Policy and Non-Policy Factors: What Determines Foreign Direct Investments in Africa?
Author(s) -
Olawumi Dele Awolusi
Publication year - 2019
Publication title -
journal of social and development sciences
Language(s) - English
Resource type - Journals
ISSN - 2221-1152
DOI - 10.22610/jsds.v9i4(s).2691
Subject(s) - foreign direct investment , economics , openness to experience , panel data , monetary economics , exchange rate , international economics , endowment , macroeconomics , social psychology , philosophy , epistemology , econometrics , psychology
Studies have been conducted on the determinants of foreign direct investment (FDI) destinations. However, there seem to be few studies on determinants in African countries.
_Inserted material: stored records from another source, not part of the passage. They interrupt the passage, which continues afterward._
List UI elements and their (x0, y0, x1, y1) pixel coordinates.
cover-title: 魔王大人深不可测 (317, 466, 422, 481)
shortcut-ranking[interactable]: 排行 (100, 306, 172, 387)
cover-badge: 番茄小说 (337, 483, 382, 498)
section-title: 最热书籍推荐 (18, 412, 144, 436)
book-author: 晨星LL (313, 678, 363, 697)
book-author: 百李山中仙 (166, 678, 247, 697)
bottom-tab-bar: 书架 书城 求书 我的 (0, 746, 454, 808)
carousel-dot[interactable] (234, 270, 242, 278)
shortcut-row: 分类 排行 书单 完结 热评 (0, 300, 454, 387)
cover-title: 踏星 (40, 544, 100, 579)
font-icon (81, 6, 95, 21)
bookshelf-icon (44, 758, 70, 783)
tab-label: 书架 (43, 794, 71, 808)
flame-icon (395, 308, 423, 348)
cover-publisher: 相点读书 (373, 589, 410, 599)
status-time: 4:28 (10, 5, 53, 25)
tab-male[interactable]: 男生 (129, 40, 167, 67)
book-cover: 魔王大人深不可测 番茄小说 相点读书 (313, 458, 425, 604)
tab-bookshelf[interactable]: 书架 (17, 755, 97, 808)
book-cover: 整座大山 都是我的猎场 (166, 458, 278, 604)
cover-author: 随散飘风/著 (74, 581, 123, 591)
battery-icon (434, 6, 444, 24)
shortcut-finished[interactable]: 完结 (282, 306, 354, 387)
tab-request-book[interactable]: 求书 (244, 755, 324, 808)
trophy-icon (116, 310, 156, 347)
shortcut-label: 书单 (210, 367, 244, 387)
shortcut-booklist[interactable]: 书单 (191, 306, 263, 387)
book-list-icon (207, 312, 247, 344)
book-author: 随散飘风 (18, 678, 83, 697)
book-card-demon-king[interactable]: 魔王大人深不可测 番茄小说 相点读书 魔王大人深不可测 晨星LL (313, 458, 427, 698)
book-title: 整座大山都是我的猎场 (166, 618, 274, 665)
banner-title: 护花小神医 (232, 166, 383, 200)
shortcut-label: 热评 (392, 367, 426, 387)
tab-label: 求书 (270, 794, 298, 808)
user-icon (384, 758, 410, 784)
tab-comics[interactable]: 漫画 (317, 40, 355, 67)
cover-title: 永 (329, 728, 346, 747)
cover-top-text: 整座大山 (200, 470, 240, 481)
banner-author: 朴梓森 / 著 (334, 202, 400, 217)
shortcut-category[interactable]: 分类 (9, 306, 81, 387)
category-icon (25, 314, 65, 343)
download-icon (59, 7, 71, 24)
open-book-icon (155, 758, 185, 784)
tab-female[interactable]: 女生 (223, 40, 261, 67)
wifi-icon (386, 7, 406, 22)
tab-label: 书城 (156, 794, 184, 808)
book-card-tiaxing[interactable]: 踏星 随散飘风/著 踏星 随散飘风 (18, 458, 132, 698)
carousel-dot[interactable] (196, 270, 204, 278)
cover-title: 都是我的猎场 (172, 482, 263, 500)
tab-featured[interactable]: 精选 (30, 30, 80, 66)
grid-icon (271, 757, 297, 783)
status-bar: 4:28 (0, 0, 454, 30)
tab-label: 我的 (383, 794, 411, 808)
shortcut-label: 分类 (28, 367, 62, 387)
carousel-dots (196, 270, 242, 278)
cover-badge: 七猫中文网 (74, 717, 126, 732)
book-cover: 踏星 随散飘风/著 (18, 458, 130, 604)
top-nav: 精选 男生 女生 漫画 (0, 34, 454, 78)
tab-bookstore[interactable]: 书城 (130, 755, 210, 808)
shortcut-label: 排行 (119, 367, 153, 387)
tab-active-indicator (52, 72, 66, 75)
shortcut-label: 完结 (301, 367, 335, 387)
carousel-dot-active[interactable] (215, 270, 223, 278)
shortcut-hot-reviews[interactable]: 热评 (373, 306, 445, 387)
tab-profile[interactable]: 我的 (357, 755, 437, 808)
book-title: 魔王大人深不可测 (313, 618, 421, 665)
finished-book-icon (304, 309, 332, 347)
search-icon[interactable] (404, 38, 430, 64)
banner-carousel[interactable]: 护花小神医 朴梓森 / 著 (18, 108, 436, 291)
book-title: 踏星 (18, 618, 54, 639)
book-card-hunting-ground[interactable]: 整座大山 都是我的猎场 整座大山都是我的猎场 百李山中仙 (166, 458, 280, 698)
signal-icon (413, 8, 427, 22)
This paper evaluates the determinants of FDI inflows, by examining specific relationships between the determinants (policy and non-policy factors) and FDI inflows to Africa, using a panel dataset from 1980 to 2016. Ordinary Least Squares (OLS) and Generalized Method of Moments (GMM) were used as the estimation techniques. The dependent variable, FDI inflows, was represented by the ratio of FDI flows to GDP, while the independent variables were agglomeration effects, trade openness, fiscal balance-macroeconomic condition, market size, economic instability, exchange rate, foreign aid, human capital development, corporate tax, and natural resource endowment. First-year lag of FDI (agglomeration effects), trade openness, market size, economic instability, foreign aid, human capital development, and natural resources (oil and metals) endowment have positive and significant effects on FDI inflows to Africa, while there is a negative relationship between FDI inflows to the continent and fiscal balance (public debt), exchange rate, and corporate tax. Consequently, government policies and non-policy factors played significant roles in facilitating FDI inflow into Africa during the study period. The p-value of the estimation (0.0001) further attests to the statistical significance of the results. Consequently, African countries must improve their regulatory framework to be able to attract more inflow of FDI. Efforts should also be made to reform and improve macroeconomic policies, institutional quality, and natural comparative advantages.